As Ireland changes, its music adds spices
Irish writers and musicians have made rich contributions over the past 100 years. James Joyce and W.B. Yeats, two of the greatest writers of the 20th century, sprang from the Emerald Isle. And Irish music and dance has experienced a veritable renaissance, influencing American and world popular music for decades.
But as the global economy changes, so do cultures. On Saturday host Brian O'Donovan of "A Celtic Sojourn," a weekly Boston radio show, presents "A St. Patrick's Day Special" on his show (WGBH public radio) and to a wider audience through Public Radio International (check local listings).
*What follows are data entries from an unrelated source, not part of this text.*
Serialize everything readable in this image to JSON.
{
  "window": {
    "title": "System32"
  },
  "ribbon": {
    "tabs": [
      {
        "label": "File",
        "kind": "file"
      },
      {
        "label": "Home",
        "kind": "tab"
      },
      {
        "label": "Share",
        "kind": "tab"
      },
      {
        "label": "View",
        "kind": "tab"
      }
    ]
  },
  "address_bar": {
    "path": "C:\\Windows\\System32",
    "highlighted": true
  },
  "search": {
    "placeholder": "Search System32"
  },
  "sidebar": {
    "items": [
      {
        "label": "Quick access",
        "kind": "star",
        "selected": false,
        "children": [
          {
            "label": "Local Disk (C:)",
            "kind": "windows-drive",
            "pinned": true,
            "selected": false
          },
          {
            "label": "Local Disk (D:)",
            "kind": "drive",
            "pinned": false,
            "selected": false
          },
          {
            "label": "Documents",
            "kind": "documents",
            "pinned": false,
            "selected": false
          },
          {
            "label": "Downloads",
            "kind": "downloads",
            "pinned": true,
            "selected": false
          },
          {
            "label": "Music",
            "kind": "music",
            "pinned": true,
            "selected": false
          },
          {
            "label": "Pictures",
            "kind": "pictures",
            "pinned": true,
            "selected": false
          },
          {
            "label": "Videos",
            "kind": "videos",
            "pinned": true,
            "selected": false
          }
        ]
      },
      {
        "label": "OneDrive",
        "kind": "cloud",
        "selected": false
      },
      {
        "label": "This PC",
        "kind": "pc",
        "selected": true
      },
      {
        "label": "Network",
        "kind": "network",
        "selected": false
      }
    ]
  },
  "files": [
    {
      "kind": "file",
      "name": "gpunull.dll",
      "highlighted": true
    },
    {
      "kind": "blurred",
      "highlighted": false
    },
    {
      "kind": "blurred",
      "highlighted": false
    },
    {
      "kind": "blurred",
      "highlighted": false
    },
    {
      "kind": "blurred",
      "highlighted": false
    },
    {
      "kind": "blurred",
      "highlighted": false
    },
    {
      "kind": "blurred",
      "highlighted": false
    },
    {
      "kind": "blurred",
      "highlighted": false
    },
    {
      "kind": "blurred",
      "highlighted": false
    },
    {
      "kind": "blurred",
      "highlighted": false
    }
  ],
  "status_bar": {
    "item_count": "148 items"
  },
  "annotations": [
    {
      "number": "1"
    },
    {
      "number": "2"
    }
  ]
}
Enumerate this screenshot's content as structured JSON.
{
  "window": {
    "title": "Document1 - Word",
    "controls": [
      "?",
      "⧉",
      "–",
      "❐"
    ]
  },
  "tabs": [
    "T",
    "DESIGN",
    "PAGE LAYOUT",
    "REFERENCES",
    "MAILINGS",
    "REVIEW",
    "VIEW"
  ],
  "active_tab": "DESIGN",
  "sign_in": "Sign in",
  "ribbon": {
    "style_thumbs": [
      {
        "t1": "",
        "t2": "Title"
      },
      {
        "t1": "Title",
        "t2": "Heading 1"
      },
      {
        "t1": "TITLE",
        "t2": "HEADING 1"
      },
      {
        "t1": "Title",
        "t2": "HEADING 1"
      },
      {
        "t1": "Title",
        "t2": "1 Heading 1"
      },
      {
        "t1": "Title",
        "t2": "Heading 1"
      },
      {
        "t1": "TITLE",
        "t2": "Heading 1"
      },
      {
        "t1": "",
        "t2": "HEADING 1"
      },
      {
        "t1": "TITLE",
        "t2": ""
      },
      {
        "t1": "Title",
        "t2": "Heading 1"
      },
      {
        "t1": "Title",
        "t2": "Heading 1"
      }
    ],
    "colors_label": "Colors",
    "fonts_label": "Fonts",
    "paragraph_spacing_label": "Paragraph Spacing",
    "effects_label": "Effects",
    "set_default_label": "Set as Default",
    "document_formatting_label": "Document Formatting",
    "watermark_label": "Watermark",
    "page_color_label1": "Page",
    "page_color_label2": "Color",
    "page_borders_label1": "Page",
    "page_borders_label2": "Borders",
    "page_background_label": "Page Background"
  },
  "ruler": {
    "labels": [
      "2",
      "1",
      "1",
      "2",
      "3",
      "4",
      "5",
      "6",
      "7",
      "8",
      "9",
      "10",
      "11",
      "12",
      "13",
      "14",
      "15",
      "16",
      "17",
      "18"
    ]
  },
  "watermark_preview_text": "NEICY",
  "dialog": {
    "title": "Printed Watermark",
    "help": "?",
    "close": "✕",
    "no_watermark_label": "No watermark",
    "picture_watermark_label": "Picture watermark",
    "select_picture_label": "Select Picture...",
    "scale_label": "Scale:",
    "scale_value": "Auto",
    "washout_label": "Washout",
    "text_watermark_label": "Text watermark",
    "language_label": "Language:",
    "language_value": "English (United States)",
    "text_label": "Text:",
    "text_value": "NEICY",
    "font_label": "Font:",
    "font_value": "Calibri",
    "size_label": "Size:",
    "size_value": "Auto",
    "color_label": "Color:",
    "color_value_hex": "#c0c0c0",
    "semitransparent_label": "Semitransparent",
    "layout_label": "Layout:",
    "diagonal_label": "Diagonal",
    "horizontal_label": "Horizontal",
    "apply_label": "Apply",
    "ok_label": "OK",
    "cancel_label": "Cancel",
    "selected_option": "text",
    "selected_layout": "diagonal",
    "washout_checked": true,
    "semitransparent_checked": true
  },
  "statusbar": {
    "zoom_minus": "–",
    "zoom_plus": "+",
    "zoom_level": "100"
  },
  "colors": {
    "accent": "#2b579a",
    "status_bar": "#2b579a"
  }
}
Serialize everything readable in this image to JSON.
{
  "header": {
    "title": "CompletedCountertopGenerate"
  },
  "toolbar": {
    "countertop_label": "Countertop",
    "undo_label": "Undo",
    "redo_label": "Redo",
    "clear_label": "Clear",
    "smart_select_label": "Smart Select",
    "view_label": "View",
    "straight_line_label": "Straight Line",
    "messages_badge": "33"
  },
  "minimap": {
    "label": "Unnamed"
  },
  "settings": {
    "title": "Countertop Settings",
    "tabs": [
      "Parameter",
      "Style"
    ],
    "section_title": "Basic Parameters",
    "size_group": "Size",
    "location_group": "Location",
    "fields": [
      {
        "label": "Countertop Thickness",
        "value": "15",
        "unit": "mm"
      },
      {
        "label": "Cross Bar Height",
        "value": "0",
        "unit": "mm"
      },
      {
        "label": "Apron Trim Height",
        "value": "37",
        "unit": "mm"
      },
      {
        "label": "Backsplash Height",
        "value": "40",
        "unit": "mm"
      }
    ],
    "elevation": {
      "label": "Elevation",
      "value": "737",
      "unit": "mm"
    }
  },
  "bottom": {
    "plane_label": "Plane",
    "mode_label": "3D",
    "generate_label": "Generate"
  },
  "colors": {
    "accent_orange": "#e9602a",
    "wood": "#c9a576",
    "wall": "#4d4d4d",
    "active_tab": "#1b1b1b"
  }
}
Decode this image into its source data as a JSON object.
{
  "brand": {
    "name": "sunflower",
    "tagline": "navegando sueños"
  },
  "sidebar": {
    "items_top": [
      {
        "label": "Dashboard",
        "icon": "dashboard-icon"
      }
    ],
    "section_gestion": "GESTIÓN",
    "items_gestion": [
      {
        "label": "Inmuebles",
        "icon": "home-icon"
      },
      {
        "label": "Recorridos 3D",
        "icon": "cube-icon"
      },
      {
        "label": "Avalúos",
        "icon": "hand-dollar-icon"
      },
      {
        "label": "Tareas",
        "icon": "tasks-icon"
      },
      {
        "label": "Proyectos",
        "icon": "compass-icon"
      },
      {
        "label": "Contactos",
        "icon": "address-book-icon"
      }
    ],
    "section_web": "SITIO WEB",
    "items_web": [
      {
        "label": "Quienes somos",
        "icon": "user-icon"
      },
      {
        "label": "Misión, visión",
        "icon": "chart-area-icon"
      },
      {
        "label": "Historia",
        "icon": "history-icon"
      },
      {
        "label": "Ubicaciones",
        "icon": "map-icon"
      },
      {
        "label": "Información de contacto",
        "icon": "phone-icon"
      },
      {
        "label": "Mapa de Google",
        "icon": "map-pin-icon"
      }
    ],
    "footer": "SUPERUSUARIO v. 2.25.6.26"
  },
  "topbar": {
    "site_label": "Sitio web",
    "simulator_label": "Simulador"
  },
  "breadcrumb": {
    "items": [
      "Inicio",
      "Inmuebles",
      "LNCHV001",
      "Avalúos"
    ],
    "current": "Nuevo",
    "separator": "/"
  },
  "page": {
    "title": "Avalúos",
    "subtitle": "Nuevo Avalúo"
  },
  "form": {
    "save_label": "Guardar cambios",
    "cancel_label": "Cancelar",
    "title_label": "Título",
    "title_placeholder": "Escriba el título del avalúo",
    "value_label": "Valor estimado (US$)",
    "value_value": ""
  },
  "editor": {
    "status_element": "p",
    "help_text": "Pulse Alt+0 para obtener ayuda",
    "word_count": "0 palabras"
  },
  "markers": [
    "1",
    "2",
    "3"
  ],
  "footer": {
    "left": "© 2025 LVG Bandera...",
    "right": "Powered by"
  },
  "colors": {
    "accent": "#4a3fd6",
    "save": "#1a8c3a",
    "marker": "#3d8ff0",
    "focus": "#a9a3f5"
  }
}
It demonstrates how traditional Irish music is feeling the winds of a shrinking world.
From the didgeridoo of Australia's outback to the Balkan bazooki, new instruments make new sounds that blend beautifully with the Irish pipe, drum, and fiddle.
"There's so much happening in Irish music, it's extraordinarily vital at the moment," Mr. O'Donovan says in a recent phone interview.
"One of the things that inspired me to create this program happened just last year when I revisited my hometown - a village in West Cork called Clonakilty," he says. "A group of little kids were playing soccer - most of whom were black. And I said, 'This is an amazing thing. How can this be in this previously homogeneous town?' I found out very quickly that Nigerian refugees were being housed there ... and were slowly integrating themselves into the community."
O'Donovan grew up in Clonakilty in the 1960s and '70s, and says there wasn't a lot of economic opportunity then. That has changed dramatically, he says, noting that Ireland now has a prosperous, fast-growing economy.
For centuries the Irish had been refugees in search of better economic times and greater freedom. Now others from Africa, Europe, Eastern Europe, and even South America are immigrating to Ireland with hopes of a better future.
"I began to ask, 'Is this the face of a new Ireland?' " O'Donovan says. "What influences is it going to have on the culture, on the music, on the sports, on the society?"
O'Donovan wants to help educate Americans about the dynamics of the changing Ireland - which, he says, are reflected in a tangible way in music. For example, Jamaican reggae blends beautifully with Irish melody and rhythms, as do the rhythms of Africa, Eastern Europe, and Latin America.
"[During] the Irish Diaspora, the Irish carried with them musically an approach to singing, dancing, and storytelling that has had a huge effect on popular music. In more recent years, I think rock musicians and classical musicians have looked to Celtic music for inspiration and also for spice."
It's hip to record with The Chieftains, he laughs, the world-class traditional Irish band whose recordings have searched out the richest traditions of Celtic music. Ireland's own pop singers love to record with The Chieftains, too. Rocker Sinead O'Connor considers herself as much a folk singer as a rock artist, he says. Enya's first language is Gaelic, and she often sings in that tongue. Much of modern Irish pop is rooted in the past, he points out.
"What Irish music has done over the last 20 years is to find its way in allowing itself to be blended in with these other forms of folk, rock, and jazz music. There is an opening and an accepting of the influences that are coming to bear because of increased communication and travel and migration."
The world music scene is give and take, and the blending of ethnic instruments, rhythms, and melodies is fascinating, O'Donovan says.
"But a large part of the excitement for me in the music is that [Irish music] can indulge in those experiments because it is so secure in its core. Young musicians who are experimenting have a deep respect and love for this core."
At its heart, traditional Irish music has a universal appeal, he says. "I believe all art is about human experience. The Celtic scene captures both the unbridled joy of life, and the tremendous challenge and sadness of life, in the story of a people."